The plan is for Embecta to make necessary investments, increase research and development and create a company capable of driving sustainable, increased constant currency revenue growth rates moving forward, Elguicze said.
“Candidly, I think Embecta is uniquely positioned,” Elguicze said. “We have an established distribution network, commercial infrastructure and manufacturing footprint — all of which is coming with the deal. Our business today is a very, very highly profitable and cash-generative business. … Our capital structure is going to allow us that that flexibility to both make those internal organic investments as well as — to the extent that M&A becomes available along with partnership opportunities – we certainly would look to do things in that area as well.”
Embecta begins with BD’s historical business in the insulin administration space, having been established as a leader in injection devices and insulin delivery through infusion.
The next steps include developing an insulin patch pump system designed for people with type 2 diabetes.
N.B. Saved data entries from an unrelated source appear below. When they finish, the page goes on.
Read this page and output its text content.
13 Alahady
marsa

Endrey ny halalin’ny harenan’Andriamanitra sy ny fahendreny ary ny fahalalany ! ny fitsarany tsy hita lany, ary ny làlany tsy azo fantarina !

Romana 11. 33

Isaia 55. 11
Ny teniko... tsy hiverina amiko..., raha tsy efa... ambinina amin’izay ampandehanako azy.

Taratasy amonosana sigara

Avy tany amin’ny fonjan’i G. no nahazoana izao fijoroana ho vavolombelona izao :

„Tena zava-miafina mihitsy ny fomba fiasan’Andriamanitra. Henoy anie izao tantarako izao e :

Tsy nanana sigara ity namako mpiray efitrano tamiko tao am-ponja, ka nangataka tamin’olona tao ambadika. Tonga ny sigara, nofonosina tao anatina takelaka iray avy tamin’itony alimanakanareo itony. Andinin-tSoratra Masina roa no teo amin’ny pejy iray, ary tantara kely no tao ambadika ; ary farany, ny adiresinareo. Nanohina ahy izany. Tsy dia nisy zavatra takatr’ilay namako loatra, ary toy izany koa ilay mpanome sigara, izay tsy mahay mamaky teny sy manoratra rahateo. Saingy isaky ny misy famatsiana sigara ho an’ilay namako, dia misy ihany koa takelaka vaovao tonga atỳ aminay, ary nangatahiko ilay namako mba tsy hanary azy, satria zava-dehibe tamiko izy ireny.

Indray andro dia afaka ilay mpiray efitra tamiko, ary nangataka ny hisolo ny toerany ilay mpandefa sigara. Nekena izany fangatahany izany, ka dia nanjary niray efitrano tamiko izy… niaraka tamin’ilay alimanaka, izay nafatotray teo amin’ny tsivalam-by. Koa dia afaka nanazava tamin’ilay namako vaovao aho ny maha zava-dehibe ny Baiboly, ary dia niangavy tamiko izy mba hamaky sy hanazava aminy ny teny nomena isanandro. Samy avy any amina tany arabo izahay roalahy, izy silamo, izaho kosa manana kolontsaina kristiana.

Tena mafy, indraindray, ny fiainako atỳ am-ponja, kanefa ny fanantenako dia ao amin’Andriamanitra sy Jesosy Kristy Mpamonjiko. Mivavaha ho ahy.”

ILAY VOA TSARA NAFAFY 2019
Kurdikar noted that currently available insulin patch pumps have been developed for type 1, but Emebecta is looking to address the differences between user needs and preferences that separate the two types of diabetes.
Embecta’s patch pump has breakthrough device designation, and Kurdikar said it’s been helpful to work hand-in-hand with the agency to understand regulatory requirements amidst the development and align the company’s understanding with that of the FDA. Kurdikar said the patch pump creates an “exciting opportunity” from an M&A and partnership standpoint as well.
“Healthcare IT types of ecosystems are being developed, and those are areas that we will look at all with the intent of ‘how do we widen our product portfolio and make sure that we have a suite of market-appropriate products?’ because the needs and affordability concerns in emerging markets are going to be very different than they are in developed markets,” Kurdikar said. “We want to have a suite of products that we can use and really leverage the strength that we have in both developed and emerging markets for R&D, M&A and partnerships.”
While Embecta has established offerings in insulin delivery, the patch pump is a new market to penetrate, but Kurdikar sees the unique value of the product for type 2 diabetes as a difference-maker in terms of stacking up with the competition in the space.
Plus, the company enters with an existing pharmacy channel and relationships with payers on top of the fact that potential patch pump users may already be injecting themselves today with Embecta’s products, allowing for the company to reach those users and educate them when the new device is made available.
Kurdikar said the spinoff ultimately gives Embecta the platform to find its own way in the diabetes market as the company looks to hit the ground running.
“This spin is this consistent with the BD 2025 strategy,” Kurdikar said. “Diabetes is a large, growing market with unmet need. This is a business that has strength, revenue is strong and stable and we are a profitable business. … We see a lot of benefits with being our own independent company and a chance to really make progress in our vision while having the financial flexibility, the talent and the ability to make decisions faster. That’s far more enhanced with the split.”